DESCRIPTION (provided by the applicant): Influenza contributes substantially to worldwide morbidity and mortality. Influenza A virus has caused all human pandemics but influenza B virus infections occur annually and in some recent years they have constituted 50% of total influenza virus infections. The relative simplicity of using reverse genetics procedures to alter the genome of influenza A and B viruses to deliberately introduce pathogenicity determinants into the viral genome coupled with the aerosol transmission of influenza viruses, makes the viruses ideal candidates for use by bioterrorists to create epidemics and havoc. Recently, we discovered that the BM2 protein of influenza B virus is an oligomeric integral membrane protein with an ion channel activity. BM2 protein causes acidification of the virion interior that is required for virus uncoating in endosomes. The BM2 protein functions in a manner related to that of the influenza A virus M2 ion channel protein, the latter being the target of the anti-viral drug amantadine: the drug does not inhibit influenza B virus replication or the BM2 ion channel activity. The proposed experiments are designed to elucidate the important features of the structure and function of the BM2 protein and its role in the influenza B virus lifecycle. (1) We will characterize the BM2 protein using biochemistry, mutagenesis and reverse genetics. The phosphorylation state of the BM2 protein will be determined and the effect of specific mutations that affect BM2 function will be determined using reverse genetics procedures to introduce these mutations into influenza B virus. (2) The oligomeric state of the active form of the BM2 protein will be determined using mixtures of BM2 subunits with distinguishable properties. (3) The pore-lining residues of the BM2 channel will be identified using cysteine-scanning mutagenesis followed by biochemical and functional studies. (4) The mechanisms by which the activity of the BM2 protein is modulated will be studied. (5) We will develop systems for measuring the activity of recombinant BM2 protein in vitro in order to provide a useful means for the pharmaceutical industry to screen for antiviral compounds specific for BM2 and to use in biophysical experiments.

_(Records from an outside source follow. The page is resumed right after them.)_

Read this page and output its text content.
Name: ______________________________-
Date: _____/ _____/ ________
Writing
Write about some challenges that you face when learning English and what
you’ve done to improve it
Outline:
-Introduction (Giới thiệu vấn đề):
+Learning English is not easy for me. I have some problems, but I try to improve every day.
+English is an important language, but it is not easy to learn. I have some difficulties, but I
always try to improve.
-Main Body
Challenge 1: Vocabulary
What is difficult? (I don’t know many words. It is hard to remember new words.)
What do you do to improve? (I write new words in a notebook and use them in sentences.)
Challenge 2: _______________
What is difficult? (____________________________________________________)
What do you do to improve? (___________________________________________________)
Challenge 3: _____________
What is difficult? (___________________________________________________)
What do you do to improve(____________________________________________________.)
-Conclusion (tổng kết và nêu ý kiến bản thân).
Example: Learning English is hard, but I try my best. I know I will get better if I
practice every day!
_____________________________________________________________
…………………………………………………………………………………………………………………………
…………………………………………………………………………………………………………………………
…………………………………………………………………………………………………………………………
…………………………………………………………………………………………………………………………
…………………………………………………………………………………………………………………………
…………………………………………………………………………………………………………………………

描述（由申请人提供）：流感对全世界的发病率和死亡率有很大影响。甲型流感病毒引起了所有人类大流行，但乙型流感病毒感染每年都会发生，近年来，它们已占流感病毒感染总数的 50%。使用反向遗传学程序来改变甲型和乙型流感病毒的基因组，故意将致病性决定因素引入病毒基因组，再加上流感病毒的气溶胶传播，相对简单，使得这些病毒成为生物恐怖分子制造流行病和破坏的理想候选者。 。最近，我们发现乙型流感病毒的BM2蛋白是一种具有离子通道活性的寡聚整合膜蛋白。 BM2 蛋白导致病毒粒子内部酸化，这是病毒在内体中脱壳所必需的。 BM2蛋白的功能与甲型流感病毒M2离子通道蛋白的功能相关，后者是抗病毒药物金刚烷胺的靶标：该药物不会抑制乙型流感病毒复制或BM2离子通道活性。所提出的实验旨在阐明 BM2 蛋白结构和功能的重要特征及其在乙型流感病毒生命周期中的作用。 (1) 我们将利用生物化学、诱变和反向遗传学来表征 BM2 蛋白。将确定 BM2 蛋白的磷酸化状态，并使用反向遗传学程序将这些突变引入乙型流感病毒中，确定影响 BM2 功能的特定突变的效果。 (2) BM2 蛋白活性形式的寡聚状态将使用具有可区分特性的 BM2 亚基混合物来确定。 (3) BM2 通道的孔衬残基将通过半胱氨酸扫描诱变进行鉴定，然后进行生化和功能研究。 (4)研究BM2蛋白活性的调节机制。 （5）开发重组BM2蛋白体外活性测定系统，为制药工业筛选BM2特异性抗病毒化合物并用于生物物理实验提供有用的手段。